Le visage des transports sénégalais change, et avec lui, les besoins en compétences. Hier, en présence des acteurs majeurs du secteur (Seter/Ter et Brt), s’est tenue la cérémonie de lancement du projet «Urban Skills». Ce programme ne se contente pas d’accompagner la mue infrastructurelle du pays ; il s’attaque au défi de l’adéquation formation-emploi dans un secteur en pleine explosion , rapporte le quotidien .

Une expertise technique pour 7 à 8 nouvelles lignes de transport
Le projet «Urban Skills» s’inscrit dans une vision globale prévoyant l’extension du réseau de transport collectif national à travers sept ou huit nouvelles lignes. Pour faire rouler cette ambition, le besoin en main-d’œuvre qualifiée est immense.

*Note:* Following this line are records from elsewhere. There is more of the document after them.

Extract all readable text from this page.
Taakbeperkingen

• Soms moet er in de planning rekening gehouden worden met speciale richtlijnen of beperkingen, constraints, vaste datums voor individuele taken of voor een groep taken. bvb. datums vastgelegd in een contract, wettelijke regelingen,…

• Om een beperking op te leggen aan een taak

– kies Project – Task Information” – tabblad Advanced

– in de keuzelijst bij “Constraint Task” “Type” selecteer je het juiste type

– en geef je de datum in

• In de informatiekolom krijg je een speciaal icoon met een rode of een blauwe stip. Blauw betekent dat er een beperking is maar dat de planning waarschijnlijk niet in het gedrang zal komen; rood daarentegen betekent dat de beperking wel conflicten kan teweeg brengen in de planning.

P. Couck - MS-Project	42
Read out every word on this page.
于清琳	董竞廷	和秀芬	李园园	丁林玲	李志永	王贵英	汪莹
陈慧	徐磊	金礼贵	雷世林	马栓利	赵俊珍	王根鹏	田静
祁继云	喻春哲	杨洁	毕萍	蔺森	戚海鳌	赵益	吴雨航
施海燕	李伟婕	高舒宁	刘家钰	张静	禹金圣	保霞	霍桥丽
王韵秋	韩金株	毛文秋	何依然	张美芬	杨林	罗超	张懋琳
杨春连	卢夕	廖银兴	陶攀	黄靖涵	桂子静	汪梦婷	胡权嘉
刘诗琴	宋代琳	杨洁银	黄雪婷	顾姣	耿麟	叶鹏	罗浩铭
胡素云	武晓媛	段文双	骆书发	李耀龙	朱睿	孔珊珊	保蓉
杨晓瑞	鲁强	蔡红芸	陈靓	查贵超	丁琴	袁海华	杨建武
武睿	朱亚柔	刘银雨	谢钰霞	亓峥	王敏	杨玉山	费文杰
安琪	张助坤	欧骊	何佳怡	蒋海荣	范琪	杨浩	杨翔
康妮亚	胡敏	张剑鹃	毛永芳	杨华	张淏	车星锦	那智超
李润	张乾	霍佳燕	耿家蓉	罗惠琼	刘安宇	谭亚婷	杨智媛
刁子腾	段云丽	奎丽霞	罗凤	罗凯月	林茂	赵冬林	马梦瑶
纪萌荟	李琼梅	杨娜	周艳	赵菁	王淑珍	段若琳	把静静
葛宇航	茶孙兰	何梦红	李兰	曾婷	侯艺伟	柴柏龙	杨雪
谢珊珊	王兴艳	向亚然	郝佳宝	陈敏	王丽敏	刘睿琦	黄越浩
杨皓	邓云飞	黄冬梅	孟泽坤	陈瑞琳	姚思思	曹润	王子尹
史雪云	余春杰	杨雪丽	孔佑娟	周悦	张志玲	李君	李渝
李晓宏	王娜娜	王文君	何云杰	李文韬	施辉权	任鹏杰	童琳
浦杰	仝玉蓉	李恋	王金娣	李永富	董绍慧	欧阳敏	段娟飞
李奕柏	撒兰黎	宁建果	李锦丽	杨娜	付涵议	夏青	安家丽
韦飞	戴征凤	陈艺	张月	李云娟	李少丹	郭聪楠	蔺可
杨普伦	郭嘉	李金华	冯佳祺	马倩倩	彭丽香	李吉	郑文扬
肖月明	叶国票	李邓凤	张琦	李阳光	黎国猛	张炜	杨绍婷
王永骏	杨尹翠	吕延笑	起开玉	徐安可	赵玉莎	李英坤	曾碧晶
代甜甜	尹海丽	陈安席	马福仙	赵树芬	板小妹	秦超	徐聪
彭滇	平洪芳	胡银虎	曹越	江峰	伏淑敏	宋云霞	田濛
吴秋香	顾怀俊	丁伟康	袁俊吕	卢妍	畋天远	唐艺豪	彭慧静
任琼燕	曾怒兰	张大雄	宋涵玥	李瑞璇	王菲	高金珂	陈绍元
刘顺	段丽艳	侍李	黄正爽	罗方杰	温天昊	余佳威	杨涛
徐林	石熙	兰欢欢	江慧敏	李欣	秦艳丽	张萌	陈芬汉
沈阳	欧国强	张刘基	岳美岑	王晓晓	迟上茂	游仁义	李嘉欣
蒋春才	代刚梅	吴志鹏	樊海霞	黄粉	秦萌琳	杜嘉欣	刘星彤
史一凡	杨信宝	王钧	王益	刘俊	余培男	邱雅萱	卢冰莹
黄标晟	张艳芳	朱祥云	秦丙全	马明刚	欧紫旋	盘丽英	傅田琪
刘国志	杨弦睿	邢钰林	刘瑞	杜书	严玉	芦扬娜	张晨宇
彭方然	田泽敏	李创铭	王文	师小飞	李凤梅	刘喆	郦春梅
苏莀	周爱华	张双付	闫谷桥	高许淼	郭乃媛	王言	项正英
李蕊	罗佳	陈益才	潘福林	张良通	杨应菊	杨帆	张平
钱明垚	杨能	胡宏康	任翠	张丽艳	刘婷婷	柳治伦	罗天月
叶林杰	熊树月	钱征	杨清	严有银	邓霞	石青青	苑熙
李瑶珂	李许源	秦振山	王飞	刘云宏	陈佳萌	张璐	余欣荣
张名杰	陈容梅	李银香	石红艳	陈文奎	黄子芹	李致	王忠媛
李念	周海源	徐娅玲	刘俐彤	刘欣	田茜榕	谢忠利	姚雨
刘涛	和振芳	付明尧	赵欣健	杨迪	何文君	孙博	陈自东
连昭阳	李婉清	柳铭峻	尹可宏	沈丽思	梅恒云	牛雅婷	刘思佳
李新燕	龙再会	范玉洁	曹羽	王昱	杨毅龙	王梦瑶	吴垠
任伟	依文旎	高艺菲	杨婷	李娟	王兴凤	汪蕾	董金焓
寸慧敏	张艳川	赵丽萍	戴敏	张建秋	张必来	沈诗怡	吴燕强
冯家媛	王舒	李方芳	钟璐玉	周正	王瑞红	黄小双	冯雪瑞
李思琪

Les 600 bénéficiaires seront formés par l’Institut supérieur d’enseignement professionnel (Isep) de Thiès. Selon le Pr Mohamed Fadel Niang, directeur de l’institut et coordonnateur du réseau des Isep, le programme sera structuré en deux grandes cohortes de 300 jeunes par an. Les domaines de formation couvrent tout le spectre de la mobilité moderne : électrification et maintenance des équipements de pointe, digitalisation et systèmes de signalisation, conduite spécialisée de véhicules de transport de masse.

L’insertion au cœur de la stratégie
«L’idée, c’est de former pour insérer», a martelé Madame Ouidad Tabbaa, directrice de l’Agence universitaire de la francophonie (Auf). Cette vision est partagée par l’Agence nationale de promotion de l’emploi des jeunes (Anpej), centrale dans le dispositif.

La Directrice générale de l’Anpej, Sina Amadou Guèye, a précisé que l’agence interviendra sur trois axes stratégiques : la sensibilisation, la formation en soft skills (compétences comportementales) et l’accompagnement vers l’emploi. Des campagnes de sensibilisation ont déjà touché 300 jeunes à Fatick, Thiès et Diourbel, et l’objectif est d’étendre cette dynamique à l’ensemble du territoire national.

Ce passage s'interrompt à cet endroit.